I eyed her. “Are…you saying I should leave?”

Did they want me out of their hair entirely now, after being essentially the trigger for the entire event? Had I finally crossed the line from asset to liability, and now Alice was subtly trying to hint at me that I should take my leave and head off for the Spire before the political situation disintegrated further?

She shook her head hurriedly, then flinched and moved the ice pack to the other side of her head. “Ow—no, absolutely not! You’re welcome here, always.” A curious look came into her eyes as she met mine. “Do…you understand why?”

I looked at her blankly.

She sighed. “Okay, no, I guess not.” She shifted in the seat. “Let’s start from the beginning. Where I probably should have, honestly, instead of giving it the walkabout for two weeks.” She cleared her throat. “Ahem. I’m trans.”

“Right.” We stared at each other for a moment as I searched for something else to say. This was a harrowing, precarious topic, and regardless of how this factored into Todai harboring somebody who’d attacked me, I felt obligated to be respectful. Star would have taken my head off otherwise. “Um. Since when?”
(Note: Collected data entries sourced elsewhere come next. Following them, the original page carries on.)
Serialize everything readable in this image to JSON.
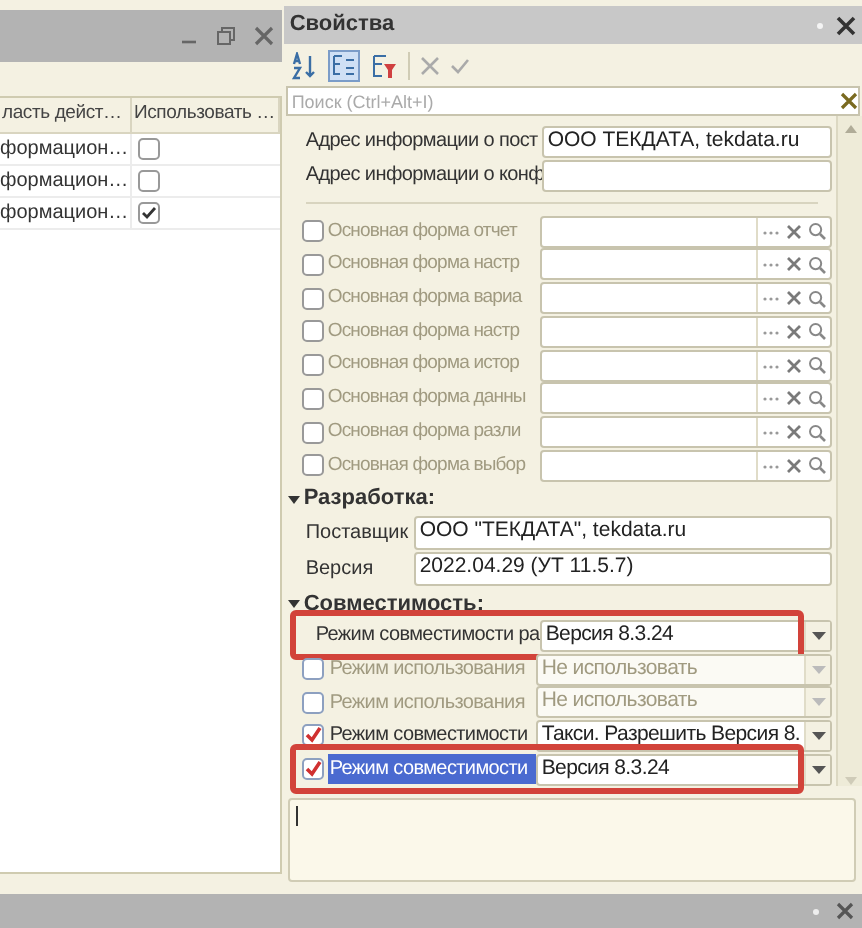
{
  "left_panel": {
    "columns": [
      "ласть дейст…",
      "Использовать …"
    ],
    "rows": [
      {
        "cell": "формацион…",
        "checked": false
      },
      {
        "cell": "формацион…",
        "checked": false
      },
      {
        "cell": "формацион…",
        "checked": true
      }
    ]
  },
  "properties": {
    "title": "Свойства",
    "search": {
      "placeholder": "Поиск (Ctrl+Alt+I)"
    },
    "fields": [
      {
        "label": "Адрес информации о пост",
        "value": "ООО ТЕКДАТА, tekdata.ru"
      },
      {
        "label": "Адрес информации о конф"
      }
    ],
    "forms": [
      {
        "label": "Основная форма отчет",
        "checked": false
      },
      {
        "label": "Основная форма настр",
        "checked": false
      },
      {
        "label": "Основная форма вариа",
        "checked": false
      },
      {
        "label": "Основная форма настр",
        "checked": false
      },
      {
        "label": "Основная форма истор",
        "checked": false
      },
      {
        "label": "Основная форма данны",
        "checked": false
      },
      {
        "label": "Основная форма разли",
        "checked": false
      },
      {
        "label": "Основная форма выбор",
        "checked": false
      }
    ],
    "sections": [
      {
        "title": "Разработка:",
        "expanded": true,
        "rows": [
          {
            "kind": "text",
            "label": "Поставщик",
            "value": "ООО \"ТЕКДАТА\", tekdata.ru"
          },
          {
            "kind": "text",
            "label": "Версия",
            "value": "2022.04.29 (УТ 11.5.7)"
          }
        ]
      },
      {
        "title": "Совместимость:",
        "expanded": true,
        "rows": [
          {
            "kind": "dropdown",
            "label": "Режим совместимости ра",
            "value": "Версия 8.3.24",
            "outlined": true,
            "selected": false,
            "disabled": false
          },
          {
            "kind": "check_dropdown",
            "label": "Режим использования",
            "value": "Не использовать",
            "checked": false,
            "disabled": true,
            "outlined": false,
            "selected": false
          },
          {
            "kind": "check_dropdown",
            "label": "Режим использования",
            "value": "Не использовать",
            "checked": false,
            "disabled": true,
            "outlined": false,
            "selected": false
          },
          {
            "kind": "check_dropdown",
            "label": "Режим совместимости",
            "value": "Такси. Разрешить Версия 8.",
            "checked": true,
            "disabled": false,
            "outlined": false,
            "selected": false
          },
          {
            "kind": "check_dropdown",
            "label": "Режим совместимости",
            "value": "Версия 8.3.24",
            "checked": true,
            "disabled": false,
            "outlined": true,
            "selected": true
          }
        ]
      }
    ]
  }
}
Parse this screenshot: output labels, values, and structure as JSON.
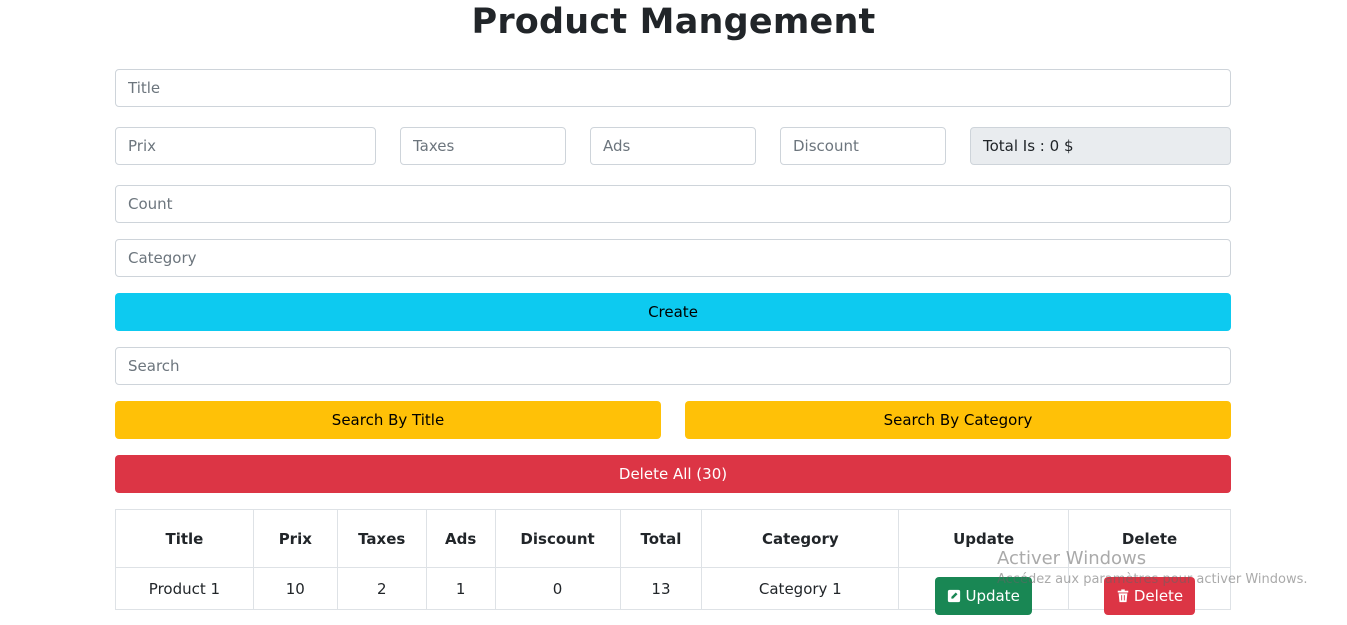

So much for being respectful. I would have to bury myself somewhere far from civilization.

“Um,” she fumbled, also caught off guard by my inability to hold a conversation. “Since…since two years before the firestorms. A few months after I met Hina,” she clarified. “But it starts before that, back when I was just a gross little larva of a person, barely sentient and stuck on the wrong side of a thick eggshell. You know?” She cringed, then raised a hand to forestall my idiotic reply. “It’s just…okay. Once upon a time, I was a boy who didn’t like mahou shoujo.”

My brow furrowed. “You’re literally on the Wikipedia page.”

“Yes.” She managed a smirk at that, some pride shining through. “But until I was fourteen, I thought it was stupid girl shite. To be clear, I was always a total nerd, but I was way into all the boy manga, for boys.”

“Ah. That, uh, didn’t last.”

“It did not,” she agreed. “I started to develop a…private fascination with magical girl media—er, no, that sounds much more pornographic than it was. It wasn’t like that—but of course I was afraid my peers—again, remember, secondary school boys—would make fun of me for it, so I…never told anybody, for fear of being labeled a weirdo and a pervert. I was ashamed of it. Parents didn’t help,” she groused. “And of course it was Hina who found out about it,” she grinned.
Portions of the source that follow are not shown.